There are a number of lowlights I could share, but I'll let you find some of them here.  We'll just say, I'm still waiting for SUFW to confirm that the holocaust denier and the person who called trans people 'sneaky disease spreading rodents' aren't associated with their group.  Waiting, right here.  Just patiently waiting. 

Why revisit this today?  

This week, intermediate and secondary schools have received an Official Information Act request from a 'women's rights' group at education.aotearoa@gmail.com.  Yes, a women's rights group with no web presence and a Gmail account.  We're off to a credible start.

The request asks each school, amongst other things, for:

  • the number of students who are trans, non-binary or gender fluid
  • the enrolment year of each of these students
  • the ethnicity of each of these students
  • what consultation occurred with the school community, when considering whether to enrol such students
  • what forms of identification a school requires before enrolling students, including in relation to their sex

At any given school, there will be only a handful of trans, non-binary or gender fluid kids.  Especially if you knew their year of enrolment and their ethnicity, they'd be easy to identify. 

So I'm asking, why would adults want identifying and deeply personal information about tamariki and rangatahi all around New Zealand, many of whom already feel bullied and unsafe?  Why would adults try to force from schools information that the students themselves might not consent, may be afraid, to share? 

I'll let you draw your own conclusions about this, about the people who would do it, their ethics.

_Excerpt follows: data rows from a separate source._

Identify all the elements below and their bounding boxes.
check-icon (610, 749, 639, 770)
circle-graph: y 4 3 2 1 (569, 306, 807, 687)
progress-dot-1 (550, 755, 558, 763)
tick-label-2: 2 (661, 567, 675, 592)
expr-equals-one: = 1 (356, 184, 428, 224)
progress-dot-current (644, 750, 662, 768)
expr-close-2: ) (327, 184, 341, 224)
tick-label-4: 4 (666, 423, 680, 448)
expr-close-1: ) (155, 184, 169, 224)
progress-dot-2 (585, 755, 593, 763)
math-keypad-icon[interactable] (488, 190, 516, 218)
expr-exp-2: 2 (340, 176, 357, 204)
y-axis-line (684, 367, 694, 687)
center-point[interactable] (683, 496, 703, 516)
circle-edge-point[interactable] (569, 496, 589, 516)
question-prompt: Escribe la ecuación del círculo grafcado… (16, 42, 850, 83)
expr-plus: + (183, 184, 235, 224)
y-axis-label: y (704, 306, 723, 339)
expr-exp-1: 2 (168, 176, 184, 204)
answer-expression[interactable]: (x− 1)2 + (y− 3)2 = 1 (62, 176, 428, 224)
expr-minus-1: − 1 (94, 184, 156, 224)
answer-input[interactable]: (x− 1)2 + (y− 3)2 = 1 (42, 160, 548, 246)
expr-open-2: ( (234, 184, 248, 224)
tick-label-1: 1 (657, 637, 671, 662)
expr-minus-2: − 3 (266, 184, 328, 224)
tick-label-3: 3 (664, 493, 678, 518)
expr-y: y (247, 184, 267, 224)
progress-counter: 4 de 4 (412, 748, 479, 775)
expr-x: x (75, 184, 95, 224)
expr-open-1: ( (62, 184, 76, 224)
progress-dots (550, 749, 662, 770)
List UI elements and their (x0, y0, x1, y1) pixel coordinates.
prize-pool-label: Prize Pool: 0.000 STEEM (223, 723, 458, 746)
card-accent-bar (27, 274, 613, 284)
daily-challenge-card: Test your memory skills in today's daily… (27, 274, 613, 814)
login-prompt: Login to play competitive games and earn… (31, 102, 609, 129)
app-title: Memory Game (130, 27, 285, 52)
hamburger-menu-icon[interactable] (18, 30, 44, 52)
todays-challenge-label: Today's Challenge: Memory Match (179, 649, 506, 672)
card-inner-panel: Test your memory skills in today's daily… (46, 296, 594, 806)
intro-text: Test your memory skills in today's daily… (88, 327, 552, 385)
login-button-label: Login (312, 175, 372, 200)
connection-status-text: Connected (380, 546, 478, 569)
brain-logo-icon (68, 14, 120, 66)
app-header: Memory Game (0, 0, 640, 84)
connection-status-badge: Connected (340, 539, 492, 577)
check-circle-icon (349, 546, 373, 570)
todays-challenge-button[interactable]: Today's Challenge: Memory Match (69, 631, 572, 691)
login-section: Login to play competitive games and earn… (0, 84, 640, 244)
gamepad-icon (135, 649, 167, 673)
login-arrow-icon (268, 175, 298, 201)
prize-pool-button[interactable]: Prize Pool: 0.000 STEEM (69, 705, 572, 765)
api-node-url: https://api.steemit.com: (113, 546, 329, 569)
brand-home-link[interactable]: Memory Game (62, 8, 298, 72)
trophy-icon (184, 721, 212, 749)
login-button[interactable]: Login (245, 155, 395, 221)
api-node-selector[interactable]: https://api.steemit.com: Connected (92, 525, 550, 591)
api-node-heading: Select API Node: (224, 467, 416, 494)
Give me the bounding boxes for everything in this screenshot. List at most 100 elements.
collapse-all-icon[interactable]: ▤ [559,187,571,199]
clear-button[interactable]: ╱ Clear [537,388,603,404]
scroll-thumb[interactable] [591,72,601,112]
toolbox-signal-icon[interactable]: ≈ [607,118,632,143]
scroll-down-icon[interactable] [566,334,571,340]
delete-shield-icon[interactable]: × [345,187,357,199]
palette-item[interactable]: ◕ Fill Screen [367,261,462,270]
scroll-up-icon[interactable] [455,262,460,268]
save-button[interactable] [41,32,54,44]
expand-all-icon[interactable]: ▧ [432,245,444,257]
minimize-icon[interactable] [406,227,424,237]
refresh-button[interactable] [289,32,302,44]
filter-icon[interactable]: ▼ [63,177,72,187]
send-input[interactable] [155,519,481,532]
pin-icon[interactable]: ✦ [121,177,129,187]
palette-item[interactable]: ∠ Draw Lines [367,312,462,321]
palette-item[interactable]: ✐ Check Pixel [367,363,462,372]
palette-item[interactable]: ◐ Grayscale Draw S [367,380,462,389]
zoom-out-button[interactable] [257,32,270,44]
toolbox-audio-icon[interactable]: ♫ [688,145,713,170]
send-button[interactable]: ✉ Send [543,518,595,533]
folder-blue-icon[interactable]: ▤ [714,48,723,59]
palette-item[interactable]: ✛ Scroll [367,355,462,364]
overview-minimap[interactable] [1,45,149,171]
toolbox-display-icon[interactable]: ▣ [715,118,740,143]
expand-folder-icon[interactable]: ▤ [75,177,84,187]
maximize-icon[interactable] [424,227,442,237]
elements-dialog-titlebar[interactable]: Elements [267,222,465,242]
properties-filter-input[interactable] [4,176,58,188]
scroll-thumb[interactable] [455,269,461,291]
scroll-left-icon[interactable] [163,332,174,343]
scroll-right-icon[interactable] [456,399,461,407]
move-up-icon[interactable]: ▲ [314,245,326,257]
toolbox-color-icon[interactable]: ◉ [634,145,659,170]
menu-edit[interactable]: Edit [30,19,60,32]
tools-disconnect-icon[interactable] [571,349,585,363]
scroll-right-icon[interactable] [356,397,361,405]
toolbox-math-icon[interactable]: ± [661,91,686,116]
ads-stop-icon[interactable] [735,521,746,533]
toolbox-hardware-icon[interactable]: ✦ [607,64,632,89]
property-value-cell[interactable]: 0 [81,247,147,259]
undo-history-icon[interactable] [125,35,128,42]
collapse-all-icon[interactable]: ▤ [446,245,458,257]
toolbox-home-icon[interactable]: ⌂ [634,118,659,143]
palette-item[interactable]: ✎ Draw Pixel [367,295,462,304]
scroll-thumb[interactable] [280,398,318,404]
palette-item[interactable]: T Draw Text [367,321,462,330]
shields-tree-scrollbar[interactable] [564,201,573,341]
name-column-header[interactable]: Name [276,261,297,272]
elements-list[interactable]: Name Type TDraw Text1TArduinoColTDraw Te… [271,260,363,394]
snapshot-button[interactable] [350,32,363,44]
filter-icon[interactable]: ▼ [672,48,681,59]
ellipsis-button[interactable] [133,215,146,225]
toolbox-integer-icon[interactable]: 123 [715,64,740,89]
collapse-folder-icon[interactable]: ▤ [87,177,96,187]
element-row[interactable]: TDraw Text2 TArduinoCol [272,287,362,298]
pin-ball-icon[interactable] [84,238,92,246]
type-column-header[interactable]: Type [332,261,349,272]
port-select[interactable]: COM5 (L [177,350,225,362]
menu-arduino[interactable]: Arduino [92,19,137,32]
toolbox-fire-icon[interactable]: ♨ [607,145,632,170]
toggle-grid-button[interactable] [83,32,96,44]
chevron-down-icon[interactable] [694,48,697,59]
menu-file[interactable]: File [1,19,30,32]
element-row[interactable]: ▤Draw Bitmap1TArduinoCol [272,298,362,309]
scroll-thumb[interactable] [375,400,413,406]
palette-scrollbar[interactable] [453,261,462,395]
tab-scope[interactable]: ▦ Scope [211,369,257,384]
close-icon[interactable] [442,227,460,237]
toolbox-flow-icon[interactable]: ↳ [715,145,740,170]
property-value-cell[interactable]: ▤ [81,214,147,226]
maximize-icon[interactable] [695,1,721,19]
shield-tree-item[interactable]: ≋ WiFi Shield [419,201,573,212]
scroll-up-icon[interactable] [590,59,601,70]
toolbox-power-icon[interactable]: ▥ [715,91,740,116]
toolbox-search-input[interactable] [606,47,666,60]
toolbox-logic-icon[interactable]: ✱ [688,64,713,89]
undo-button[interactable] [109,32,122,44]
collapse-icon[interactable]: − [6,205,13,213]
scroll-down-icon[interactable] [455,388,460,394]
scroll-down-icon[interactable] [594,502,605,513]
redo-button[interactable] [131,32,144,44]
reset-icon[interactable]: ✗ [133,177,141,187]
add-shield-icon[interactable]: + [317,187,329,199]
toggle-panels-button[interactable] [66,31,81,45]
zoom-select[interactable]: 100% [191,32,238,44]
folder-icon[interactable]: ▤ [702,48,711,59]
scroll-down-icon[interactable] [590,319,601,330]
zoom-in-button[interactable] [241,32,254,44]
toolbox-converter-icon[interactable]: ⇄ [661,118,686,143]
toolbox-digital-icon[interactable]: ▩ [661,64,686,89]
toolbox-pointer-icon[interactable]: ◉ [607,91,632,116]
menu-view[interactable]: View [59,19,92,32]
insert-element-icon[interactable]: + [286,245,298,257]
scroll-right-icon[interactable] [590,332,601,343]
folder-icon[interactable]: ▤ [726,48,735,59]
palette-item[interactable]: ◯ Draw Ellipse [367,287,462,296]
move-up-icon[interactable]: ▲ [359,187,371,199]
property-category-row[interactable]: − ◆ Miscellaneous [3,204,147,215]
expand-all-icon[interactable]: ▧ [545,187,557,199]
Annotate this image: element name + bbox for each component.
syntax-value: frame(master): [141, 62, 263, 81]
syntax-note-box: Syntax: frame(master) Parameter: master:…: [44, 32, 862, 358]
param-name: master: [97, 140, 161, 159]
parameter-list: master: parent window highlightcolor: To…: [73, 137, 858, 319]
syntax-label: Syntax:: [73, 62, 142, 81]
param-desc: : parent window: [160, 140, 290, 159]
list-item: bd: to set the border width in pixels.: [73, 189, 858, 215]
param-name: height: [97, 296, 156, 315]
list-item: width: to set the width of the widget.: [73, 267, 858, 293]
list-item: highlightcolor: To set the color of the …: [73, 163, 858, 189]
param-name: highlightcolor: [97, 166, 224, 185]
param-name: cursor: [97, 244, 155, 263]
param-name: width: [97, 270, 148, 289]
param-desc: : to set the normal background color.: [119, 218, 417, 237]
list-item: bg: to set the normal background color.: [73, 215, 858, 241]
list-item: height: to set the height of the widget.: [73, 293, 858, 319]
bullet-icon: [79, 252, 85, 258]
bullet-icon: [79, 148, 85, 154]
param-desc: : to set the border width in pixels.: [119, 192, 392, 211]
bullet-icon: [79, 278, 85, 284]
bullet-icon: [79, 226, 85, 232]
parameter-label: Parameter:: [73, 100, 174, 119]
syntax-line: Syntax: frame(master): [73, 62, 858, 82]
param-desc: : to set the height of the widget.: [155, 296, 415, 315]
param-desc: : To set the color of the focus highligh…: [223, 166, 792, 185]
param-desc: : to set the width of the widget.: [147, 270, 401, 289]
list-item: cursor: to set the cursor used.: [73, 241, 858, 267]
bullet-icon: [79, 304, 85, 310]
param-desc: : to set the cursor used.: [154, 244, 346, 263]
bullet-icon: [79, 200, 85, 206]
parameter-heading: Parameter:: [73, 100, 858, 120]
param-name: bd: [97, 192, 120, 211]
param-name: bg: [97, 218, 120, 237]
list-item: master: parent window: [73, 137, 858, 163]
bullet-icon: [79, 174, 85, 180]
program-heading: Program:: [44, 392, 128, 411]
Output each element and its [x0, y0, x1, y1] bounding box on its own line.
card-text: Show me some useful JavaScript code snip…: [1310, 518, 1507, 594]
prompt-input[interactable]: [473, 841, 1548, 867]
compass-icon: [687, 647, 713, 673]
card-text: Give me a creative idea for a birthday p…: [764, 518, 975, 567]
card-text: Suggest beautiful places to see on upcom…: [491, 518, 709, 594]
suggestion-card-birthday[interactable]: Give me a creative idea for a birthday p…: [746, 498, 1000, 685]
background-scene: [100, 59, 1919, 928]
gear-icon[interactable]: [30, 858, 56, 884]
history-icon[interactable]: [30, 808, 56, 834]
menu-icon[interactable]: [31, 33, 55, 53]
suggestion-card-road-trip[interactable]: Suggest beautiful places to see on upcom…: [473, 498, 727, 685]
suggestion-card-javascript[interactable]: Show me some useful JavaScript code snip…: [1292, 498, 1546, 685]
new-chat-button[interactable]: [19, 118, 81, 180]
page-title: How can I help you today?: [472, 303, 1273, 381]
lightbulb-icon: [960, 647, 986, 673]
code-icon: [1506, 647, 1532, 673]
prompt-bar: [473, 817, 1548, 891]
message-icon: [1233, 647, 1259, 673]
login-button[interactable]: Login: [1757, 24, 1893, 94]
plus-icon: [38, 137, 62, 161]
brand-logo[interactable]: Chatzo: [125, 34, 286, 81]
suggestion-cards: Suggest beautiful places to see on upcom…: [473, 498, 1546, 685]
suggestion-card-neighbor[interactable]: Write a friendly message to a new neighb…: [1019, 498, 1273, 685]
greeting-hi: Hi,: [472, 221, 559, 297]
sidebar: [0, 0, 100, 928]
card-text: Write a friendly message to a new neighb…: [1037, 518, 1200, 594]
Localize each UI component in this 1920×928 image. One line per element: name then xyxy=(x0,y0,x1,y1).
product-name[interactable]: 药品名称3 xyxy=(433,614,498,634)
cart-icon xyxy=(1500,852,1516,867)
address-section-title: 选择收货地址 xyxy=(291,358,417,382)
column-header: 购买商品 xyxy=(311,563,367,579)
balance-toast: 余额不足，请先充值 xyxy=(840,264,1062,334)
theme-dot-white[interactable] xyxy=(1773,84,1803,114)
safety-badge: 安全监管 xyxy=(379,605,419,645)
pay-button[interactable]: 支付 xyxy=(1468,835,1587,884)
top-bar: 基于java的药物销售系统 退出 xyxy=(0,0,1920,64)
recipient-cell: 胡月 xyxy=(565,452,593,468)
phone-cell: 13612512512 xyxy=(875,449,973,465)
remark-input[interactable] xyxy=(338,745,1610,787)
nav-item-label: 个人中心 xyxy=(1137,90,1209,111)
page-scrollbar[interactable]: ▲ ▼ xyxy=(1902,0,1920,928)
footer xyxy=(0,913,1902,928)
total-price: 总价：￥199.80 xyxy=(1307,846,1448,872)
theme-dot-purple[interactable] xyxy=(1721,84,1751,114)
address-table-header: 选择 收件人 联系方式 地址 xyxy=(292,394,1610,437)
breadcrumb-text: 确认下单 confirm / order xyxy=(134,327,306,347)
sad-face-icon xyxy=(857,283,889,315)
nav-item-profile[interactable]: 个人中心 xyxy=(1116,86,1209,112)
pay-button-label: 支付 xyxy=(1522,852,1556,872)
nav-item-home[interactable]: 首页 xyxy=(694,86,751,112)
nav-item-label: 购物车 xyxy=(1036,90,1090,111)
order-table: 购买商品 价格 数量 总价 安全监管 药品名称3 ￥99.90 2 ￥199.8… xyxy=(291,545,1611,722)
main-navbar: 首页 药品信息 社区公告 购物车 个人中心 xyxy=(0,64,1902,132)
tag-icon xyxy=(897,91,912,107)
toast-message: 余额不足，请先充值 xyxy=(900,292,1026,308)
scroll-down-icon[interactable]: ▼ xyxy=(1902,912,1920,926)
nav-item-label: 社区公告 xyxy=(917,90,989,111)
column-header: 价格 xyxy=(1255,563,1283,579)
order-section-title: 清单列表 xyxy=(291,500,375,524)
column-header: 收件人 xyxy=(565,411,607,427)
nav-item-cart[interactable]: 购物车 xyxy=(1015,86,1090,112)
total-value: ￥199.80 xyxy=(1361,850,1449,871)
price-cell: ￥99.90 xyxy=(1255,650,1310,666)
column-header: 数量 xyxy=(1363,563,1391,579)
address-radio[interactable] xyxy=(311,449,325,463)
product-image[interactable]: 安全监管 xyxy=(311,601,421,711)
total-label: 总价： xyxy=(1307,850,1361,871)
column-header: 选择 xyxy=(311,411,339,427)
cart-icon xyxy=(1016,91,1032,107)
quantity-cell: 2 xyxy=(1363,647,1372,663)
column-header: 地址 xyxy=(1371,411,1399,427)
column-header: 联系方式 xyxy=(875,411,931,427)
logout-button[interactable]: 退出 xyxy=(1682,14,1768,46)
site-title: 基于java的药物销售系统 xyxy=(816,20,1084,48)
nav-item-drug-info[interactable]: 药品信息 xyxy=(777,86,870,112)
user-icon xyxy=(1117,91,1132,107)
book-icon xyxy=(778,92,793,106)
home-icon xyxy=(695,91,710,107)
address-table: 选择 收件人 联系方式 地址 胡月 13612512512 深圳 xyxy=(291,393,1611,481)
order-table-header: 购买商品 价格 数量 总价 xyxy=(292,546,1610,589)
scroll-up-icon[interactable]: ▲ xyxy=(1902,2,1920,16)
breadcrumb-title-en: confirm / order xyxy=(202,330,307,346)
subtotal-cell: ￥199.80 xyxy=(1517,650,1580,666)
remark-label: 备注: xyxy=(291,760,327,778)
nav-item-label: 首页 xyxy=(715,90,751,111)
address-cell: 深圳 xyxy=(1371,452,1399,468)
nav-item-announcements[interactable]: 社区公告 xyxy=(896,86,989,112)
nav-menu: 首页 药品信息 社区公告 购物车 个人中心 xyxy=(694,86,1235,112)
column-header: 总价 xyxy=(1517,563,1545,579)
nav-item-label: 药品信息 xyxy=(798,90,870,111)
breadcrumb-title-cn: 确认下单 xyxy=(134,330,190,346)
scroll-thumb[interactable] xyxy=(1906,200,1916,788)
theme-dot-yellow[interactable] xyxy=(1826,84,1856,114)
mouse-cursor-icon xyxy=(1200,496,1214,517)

As you do that, I’ll make some general remarks.

Kids need so very little from us.  Respect, safety, a bit of care.  Really, that's it.  Yet there are some adults who will not give it.  The ends justify the means more easily when both are repugnant.  

When you care more about a kid's genitals than their dignity, you've got a problem - only, from the depth of the hole into which you have fallen, you can no longer see it.